Outdated processes mean IT teams are slow off the mark to combat outages

PagerDuty survey reveals 92% of IT leaders are encountering roadblocks to operations in incident response.

With the emerging context of a major global IT outage, costing Fortune 500 companies an estimated $5.4 billion, and persistent challenges blocking the proper resolution of technology failures, only 8% of IT leaders say they operate without barriers to effective, automated incident response.

This is despite nine in ten (91%) IT leaders expressing confidence in the effectiveness of their teams to resolve incidents.

IT leaders have enumerated roadblocks existing in incident response, which delays a lot of the work in resolving the problems, including poor alignment across IT teams, with one quarter (25%) confessing this was an issue.

Routine processes prevent IT teams being quick off the mark to resolve challenges, as over a third (38%) of their time is spent dealing with manual, toilsome processes during incident response. This can include heavy documentation around communications, internal and external, as well as reporting and post-incident analysis.

Even though IT leaders are advocating for ways to combat challenges around incident response, there is intransigence at a board level to invest in change, with 69% of IT leaders saying board and management level executives are failing to invest in the technology and processes to protect customer trust.

Employee burnout (35%) was also the most selected impact on business performance around digital incidents/outages in the last year. These findings are from research by PagerDuty, the global leader in digital operations management, as part of a study of 500 IT leaders and decision-makers of companies with more than 1,000 employees responsible for IT operations from the United States, the United Kingdom and Australia.

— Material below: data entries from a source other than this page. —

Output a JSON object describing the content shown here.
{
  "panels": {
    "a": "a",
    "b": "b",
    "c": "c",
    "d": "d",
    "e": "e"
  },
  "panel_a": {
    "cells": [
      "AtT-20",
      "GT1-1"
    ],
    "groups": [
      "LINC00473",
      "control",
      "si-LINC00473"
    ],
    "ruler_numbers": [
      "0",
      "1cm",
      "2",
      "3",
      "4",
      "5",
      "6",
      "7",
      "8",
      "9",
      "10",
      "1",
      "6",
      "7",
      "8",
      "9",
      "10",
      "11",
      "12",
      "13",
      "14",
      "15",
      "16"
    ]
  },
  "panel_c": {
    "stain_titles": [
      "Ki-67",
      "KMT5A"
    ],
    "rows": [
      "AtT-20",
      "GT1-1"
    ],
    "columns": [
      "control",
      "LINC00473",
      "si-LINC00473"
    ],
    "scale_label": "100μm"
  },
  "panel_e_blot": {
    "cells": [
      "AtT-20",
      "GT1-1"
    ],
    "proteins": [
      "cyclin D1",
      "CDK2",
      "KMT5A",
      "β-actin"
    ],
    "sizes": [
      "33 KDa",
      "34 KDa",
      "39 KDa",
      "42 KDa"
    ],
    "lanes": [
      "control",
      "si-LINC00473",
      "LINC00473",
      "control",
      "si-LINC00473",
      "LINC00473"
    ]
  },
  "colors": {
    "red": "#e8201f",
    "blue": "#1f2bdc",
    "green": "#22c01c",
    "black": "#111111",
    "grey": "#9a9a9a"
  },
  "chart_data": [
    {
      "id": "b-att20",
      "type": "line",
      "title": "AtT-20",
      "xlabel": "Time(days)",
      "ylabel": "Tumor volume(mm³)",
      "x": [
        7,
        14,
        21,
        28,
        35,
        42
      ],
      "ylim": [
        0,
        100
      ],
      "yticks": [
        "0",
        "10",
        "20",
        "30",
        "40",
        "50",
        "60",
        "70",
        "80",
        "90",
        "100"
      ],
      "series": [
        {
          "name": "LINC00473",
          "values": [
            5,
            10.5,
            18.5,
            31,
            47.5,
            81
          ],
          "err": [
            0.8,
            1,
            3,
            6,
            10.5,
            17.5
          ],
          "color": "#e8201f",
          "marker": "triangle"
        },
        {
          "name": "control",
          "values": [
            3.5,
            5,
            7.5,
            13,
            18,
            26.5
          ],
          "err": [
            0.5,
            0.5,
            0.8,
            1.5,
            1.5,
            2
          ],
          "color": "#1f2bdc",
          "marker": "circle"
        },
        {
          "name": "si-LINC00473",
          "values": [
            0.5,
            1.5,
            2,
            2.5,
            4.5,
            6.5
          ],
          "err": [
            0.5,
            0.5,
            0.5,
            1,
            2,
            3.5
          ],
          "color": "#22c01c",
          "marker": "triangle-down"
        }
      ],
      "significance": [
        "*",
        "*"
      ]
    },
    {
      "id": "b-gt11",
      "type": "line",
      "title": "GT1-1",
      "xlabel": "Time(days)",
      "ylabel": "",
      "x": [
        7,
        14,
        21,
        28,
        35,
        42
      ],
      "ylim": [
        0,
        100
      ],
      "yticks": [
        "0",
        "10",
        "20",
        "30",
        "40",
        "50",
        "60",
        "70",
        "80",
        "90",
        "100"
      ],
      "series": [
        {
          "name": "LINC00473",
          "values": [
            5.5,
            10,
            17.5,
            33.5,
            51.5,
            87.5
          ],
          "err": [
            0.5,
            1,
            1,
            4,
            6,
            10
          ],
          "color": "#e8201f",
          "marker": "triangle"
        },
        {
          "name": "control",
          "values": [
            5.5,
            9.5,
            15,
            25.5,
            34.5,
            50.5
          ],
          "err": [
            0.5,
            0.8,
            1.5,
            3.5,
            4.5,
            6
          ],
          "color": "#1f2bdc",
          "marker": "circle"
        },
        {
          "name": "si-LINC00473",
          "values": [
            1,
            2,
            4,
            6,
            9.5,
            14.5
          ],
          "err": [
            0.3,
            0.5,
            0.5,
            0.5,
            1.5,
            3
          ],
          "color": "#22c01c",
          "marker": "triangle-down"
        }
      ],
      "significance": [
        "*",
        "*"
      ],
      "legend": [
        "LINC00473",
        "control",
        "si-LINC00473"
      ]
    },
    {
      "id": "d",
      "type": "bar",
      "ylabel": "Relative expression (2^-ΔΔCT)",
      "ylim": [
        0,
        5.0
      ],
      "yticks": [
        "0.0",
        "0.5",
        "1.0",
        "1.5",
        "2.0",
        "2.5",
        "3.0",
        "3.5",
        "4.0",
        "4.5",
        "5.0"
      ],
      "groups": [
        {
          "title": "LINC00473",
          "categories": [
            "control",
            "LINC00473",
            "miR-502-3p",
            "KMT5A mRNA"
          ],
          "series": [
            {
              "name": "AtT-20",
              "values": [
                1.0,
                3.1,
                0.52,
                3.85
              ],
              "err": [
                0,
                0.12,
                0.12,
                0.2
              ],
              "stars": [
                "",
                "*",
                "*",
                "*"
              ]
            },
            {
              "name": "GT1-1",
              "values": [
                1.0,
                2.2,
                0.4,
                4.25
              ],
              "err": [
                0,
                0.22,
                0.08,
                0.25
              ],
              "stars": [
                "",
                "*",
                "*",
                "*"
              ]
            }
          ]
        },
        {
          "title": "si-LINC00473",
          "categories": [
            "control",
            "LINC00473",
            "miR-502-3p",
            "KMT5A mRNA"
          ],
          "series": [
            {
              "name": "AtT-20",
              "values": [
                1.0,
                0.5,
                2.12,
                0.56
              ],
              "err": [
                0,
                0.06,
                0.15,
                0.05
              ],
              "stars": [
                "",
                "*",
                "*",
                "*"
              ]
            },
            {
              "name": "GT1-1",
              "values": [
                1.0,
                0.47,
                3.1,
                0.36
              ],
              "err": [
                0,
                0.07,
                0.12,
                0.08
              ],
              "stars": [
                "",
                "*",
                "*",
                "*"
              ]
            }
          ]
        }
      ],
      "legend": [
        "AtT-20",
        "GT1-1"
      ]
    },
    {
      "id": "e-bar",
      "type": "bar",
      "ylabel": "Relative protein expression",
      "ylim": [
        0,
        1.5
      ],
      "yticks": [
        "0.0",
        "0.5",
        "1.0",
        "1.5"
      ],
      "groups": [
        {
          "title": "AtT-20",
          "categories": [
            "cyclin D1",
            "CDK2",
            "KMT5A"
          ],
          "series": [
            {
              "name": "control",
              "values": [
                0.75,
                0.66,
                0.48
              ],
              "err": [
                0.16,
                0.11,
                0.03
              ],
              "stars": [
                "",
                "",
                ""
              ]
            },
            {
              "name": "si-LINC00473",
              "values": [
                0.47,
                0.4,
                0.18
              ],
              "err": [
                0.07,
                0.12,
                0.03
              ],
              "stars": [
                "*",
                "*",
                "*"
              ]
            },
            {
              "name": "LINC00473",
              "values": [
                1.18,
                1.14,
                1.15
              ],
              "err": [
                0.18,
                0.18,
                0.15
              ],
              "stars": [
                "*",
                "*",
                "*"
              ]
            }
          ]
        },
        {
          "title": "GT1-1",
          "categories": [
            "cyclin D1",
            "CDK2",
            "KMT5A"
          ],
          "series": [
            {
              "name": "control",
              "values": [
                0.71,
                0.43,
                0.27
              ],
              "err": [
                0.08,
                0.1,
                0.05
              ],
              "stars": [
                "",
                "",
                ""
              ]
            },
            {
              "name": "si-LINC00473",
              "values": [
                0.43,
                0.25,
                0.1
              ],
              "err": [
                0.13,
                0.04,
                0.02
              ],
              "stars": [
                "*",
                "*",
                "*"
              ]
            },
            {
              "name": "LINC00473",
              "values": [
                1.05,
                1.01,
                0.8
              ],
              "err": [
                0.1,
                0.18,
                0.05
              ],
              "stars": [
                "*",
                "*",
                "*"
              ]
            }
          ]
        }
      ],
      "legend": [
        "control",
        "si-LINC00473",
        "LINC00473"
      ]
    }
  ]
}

Eduardo Crespo, VP EMEA, PagerDuty said: “With ongoing internal strife and challenges for incident response, costly downtime is becoming a real concern. CIO and CTOs have an opportunity to capture their board's attention and outline how quickly failure can expand.

“We have now seen, with this recent outage, that tomorrow is too late. Organisations need to start today to automate their operations, streamline processes and reinforce their digital infrastructure.”